Hajji Abdullah Miya, ein ehemaliges Mitglied des Hadsch-Komitees von Nepal, sagte gegenüber Foreign Policy: „Besonders nach dem Aufstieg von Modi hat sich die Einstellung gegenüber Muslimen in Indien geändert. Die allgemeine Tendenz, Muslime negativ darzustellen, ist in Indien ohnehin alt. Indien verbreitete früher Gerüchte über die Muslime in Nepal, um Feindseligkeit gegenüber den indischen Muslimen zu erzeugen. Ob es um Moscheen und Madrassas in der Grenzregion Terai oder um andere Themen ging, Indien hat die nepalesischen Muslime immer angegriffen.“

Nepals Muslime sind besorgt über die zunehmende Islamophobie – aber sie hoffen, dass ihre Freunde und Nachbarn eine Verschlimmerung der Lage verhindern werden. Sie verweisen darauf, dass die Unruhen von 1992 im Zusammenhang mit der Zerstörung der Babri Masjid, einer Moschee, die an einem auch von Hindus verehrten Ort im indischen Ayodhya erbaut wurde, nicht über die Grenze hinausgegangen sind. Die Angriffe gegen nepalesische Muslime in den sozialen Medien haben jedoch stetig zugenommen. Die Mehrheit der Nepalis lehnt jedoch die Versuche, Hass zu schüren, weiterhin ab, und es wurden keine physischen Übergriffe auf Muslime gemeldet.
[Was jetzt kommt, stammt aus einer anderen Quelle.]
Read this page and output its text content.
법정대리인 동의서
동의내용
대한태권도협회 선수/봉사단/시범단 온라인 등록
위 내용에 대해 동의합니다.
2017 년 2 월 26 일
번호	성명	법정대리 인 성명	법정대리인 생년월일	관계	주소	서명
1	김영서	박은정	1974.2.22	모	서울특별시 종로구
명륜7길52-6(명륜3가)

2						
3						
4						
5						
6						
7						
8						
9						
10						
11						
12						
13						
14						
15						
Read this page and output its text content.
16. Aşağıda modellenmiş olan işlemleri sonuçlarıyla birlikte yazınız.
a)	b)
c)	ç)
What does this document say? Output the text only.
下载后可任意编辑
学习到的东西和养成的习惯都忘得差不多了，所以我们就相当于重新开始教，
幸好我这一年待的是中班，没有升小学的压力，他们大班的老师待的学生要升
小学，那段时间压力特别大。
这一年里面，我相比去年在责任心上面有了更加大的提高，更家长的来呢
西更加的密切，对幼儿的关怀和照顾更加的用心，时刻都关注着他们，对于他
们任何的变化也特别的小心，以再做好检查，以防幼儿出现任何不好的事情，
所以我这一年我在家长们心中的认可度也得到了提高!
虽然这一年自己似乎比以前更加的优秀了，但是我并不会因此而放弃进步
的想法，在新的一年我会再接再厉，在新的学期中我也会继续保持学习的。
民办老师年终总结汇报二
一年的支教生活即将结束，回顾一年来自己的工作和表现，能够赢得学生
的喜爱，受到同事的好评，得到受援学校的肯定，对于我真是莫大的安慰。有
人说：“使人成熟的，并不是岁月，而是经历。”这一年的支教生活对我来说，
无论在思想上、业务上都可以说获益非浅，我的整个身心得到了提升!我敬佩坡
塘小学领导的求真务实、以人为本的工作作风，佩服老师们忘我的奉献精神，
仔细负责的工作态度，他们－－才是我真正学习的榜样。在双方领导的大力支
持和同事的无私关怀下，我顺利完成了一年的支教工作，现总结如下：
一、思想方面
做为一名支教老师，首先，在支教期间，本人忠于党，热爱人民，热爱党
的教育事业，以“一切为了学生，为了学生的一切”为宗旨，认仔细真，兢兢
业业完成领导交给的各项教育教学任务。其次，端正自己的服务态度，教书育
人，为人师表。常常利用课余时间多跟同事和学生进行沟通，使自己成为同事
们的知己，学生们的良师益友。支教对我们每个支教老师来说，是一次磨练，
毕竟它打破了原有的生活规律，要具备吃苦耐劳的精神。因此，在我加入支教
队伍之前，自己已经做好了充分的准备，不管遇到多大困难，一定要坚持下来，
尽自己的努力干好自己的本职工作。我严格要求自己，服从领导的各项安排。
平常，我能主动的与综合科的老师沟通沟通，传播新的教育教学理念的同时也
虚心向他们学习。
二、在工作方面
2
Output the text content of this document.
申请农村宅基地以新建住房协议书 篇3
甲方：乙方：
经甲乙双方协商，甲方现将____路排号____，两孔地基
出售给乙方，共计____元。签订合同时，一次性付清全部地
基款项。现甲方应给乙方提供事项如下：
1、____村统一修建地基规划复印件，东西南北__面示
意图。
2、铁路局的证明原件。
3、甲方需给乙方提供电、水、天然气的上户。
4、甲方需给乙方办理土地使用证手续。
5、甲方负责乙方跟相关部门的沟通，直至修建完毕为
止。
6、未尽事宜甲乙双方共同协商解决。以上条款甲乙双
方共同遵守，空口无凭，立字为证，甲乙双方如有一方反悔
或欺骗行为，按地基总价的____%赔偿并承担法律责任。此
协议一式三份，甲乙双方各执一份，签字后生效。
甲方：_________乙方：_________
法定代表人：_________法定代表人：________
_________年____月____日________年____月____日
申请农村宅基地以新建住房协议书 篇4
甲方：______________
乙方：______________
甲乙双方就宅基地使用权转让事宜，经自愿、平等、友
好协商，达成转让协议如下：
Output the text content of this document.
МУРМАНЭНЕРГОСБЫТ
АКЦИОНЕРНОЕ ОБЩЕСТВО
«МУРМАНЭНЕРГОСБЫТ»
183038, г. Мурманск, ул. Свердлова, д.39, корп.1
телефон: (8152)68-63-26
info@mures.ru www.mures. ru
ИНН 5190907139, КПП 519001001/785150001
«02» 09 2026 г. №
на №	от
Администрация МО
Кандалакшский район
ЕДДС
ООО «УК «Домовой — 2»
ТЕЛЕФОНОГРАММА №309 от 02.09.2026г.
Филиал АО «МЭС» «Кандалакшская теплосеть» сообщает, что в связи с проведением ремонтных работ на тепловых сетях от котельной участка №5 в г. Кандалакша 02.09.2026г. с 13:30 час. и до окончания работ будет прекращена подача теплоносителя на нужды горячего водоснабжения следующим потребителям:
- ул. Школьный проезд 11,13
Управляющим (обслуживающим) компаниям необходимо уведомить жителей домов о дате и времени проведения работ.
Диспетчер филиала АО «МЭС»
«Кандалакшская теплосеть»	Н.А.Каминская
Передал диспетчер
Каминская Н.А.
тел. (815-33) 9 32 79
Indiens rechter Flügel ist gut verankert, ebenso wie seine Islamophobie. Nepal wird wahrscheinlich weiterhin die hindu-nationalistische Agenda seines riesigen Nachbarn verfolgen. Aber selbst inmitten dieser Pandemie können sich die Nepalis immer noch dafür entscheiden, den Hass zurückzuweisen, wie sie es in der Vergangenheit getan haben.